A Survey on Integrated Training-Inference Architectures for Large Language Models on Multi-GPU Stream Processors
DOI:
https://doi.org/10.62306/7ds08r28Keywords:
Large Language Models, Multi-GPU Parallelism, Tensor Parallelism, Hardware-Software Co-Design, Compilation FrameworksAbstract
Large language models (LLMs) have revolutionized artificial intelligence, achieving remarkable performance in natural language understanding, generation, and multimodal tasks. However, their unprecedented scale—often comprising billions to trillions of parameters—imposes severe computational demands, particularly in training and inference phases, necessitating advanced parallel processing architectures on multi-GPU arrays.
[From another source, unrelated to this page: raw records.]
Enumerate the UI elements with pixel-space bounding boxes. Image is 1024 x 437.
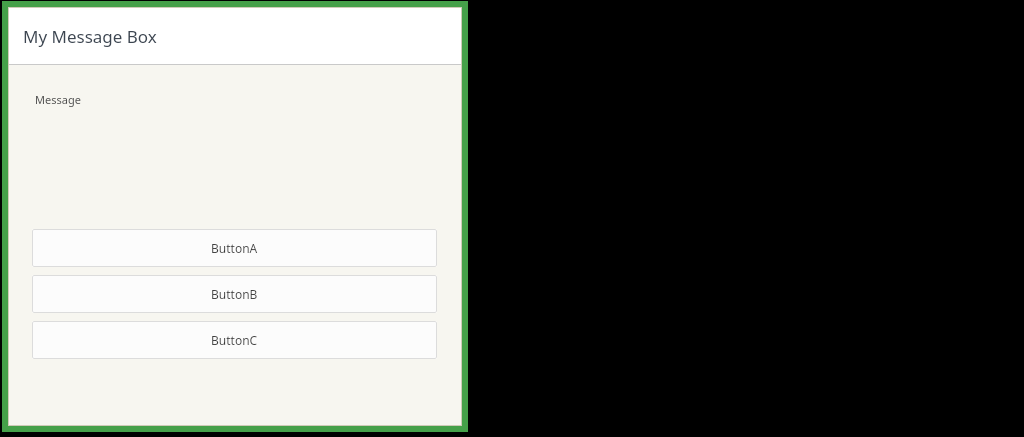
staticText: My Message Box [23,25,157,48]
button[interactable]: ButtonA [32,229,437,267]
staticText: ButtonA [211,240,258,256]
staticText: ButtonB [211,286,258,302]
staticText: ButtonC [211,332,258,348]
button[interactable]: ButtonC [32,321,437,359]
staticText: Message [35,92,81,107]
button[interactable]: ButtonB [32,275,437,313]
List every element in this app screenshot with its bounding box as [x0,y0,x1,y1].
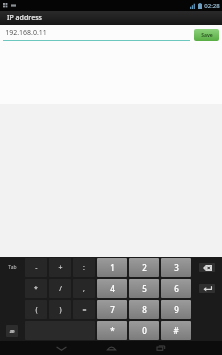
button[interactable]: , [73,279,95,298]
button[interactable]: # [161,321,191,340]
button[interactable]: + [49,258,71,277]
staticText: 6 [174,283,179,294]
staticText: 192.168.0.11 [5,28,47,38]
button[interactable]: / [49,279,71,298]
button[interactable]: : [73,258,95,277]
staticText: 9 [174,304,179,315]
staticText: Save [201,32,213,39]
staticText: 8 [142,304,147,315]
staticText: 2 [142,262,147,273]
button[interactable]: ( [25,300,47,319]
button[interactable]: 9 [161,300,191,319]
staticText: 7 [110,304,115,315]
button[interactable]: Save [194,29,219,41]
staticText: , [83,284,85,294]
staticText: 02:28 [204,2,220,10]
button[interactable]: 1 [97,258,127,277]
button[interactable]: * [25,279,47,298]
staticText: æ [9,327,15,335]
staticText: : [83,263,85,273]
button[interactable]: Home [86,341,136,355]
button[interactable]: 8 [129,300,159,319]
button[interactable]: Hide keyboard [36,341,86,355]
staticText: 4 [110,283,115,294]
button[interactable]: Enter [199,284,215,293]
staticText: ) [59,305,62,315]
button[interactable]: 0 [129,321,159,340]
staticText: * [110,325,115,336]
staticText: / [59,284,62,294]
staticText: - [35,263,38,273]
staticText: IP address [7,13,42,23]
button[interactable]: 2 [129,258,159,277]
staticText: # [173,325,179,336]
staticText: * [34,284,38,294]
button[interactable]: Recent apps [136,341,186,355]
button[interactable]: 3 [161,258,191,277]
button[interactable]: 4 [97,279,127,298]
staticText: = [82,305,87,315]
button[interactable]: 7 [97,300,127,319]
button[interactable]: Tab [0,257,24,278]
staticText: 1 [110,262,115,273]
button[interactable]: = [73,300,95,319]
button[interactable]: - [25,258,47,277]
staticText: 5 [142,283,147,294]
staticText: ( [35,305,38,315]
staticText: 3 [174,262,179,273]
button[interactable]: * [97,321,127,340]
button[interactable]: Backspace [199,263,215,272]
staticText: Tab [8,264,17,271]
staticText: + [58,263,63,273]
button[interactable]: 5 [129,279,159,298]
button[interactable]: 6 [161,279,191,298]
button[interactable]: Switch keyboard [6,325,18,337]
button[interactable]: ) [49,300,71,319]
staticText: 0 [142,325,147,336]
This survey provides a comprehensive overview of integrated training-inference (train-infer) architectures for LLMs on large-scale GPU stream processors, emphasizing multi-GPU stream processing, hypercube tensor parallelism, and hardware-software co-designed compilation frameworks. We trace the evolution of parallelism strategies, including data parallelism, pipeline parallelism, and tensor parallelism, highlighting innovations such as cross-cluster pipeline execution, adaptive NIC selection, and spatiotemporal tensor partitioning to mitigate communication overheads and memory bottlenecks in heterogeneous environments [1, 7, 8, 17]. Key challenges, including scalability in non-homogeneous networks and efficient compilation for diverse hardware, are analyzed alongside state-of-the-art solutions like MLIR-based frameworks and RISC-V accelerators [28, 33]. By synthesizing recent advancements, this survey identifies promising directions for scalable, energy-efficient LLM systems, paving the way for broader deployment in edge computing and high-performance clusters.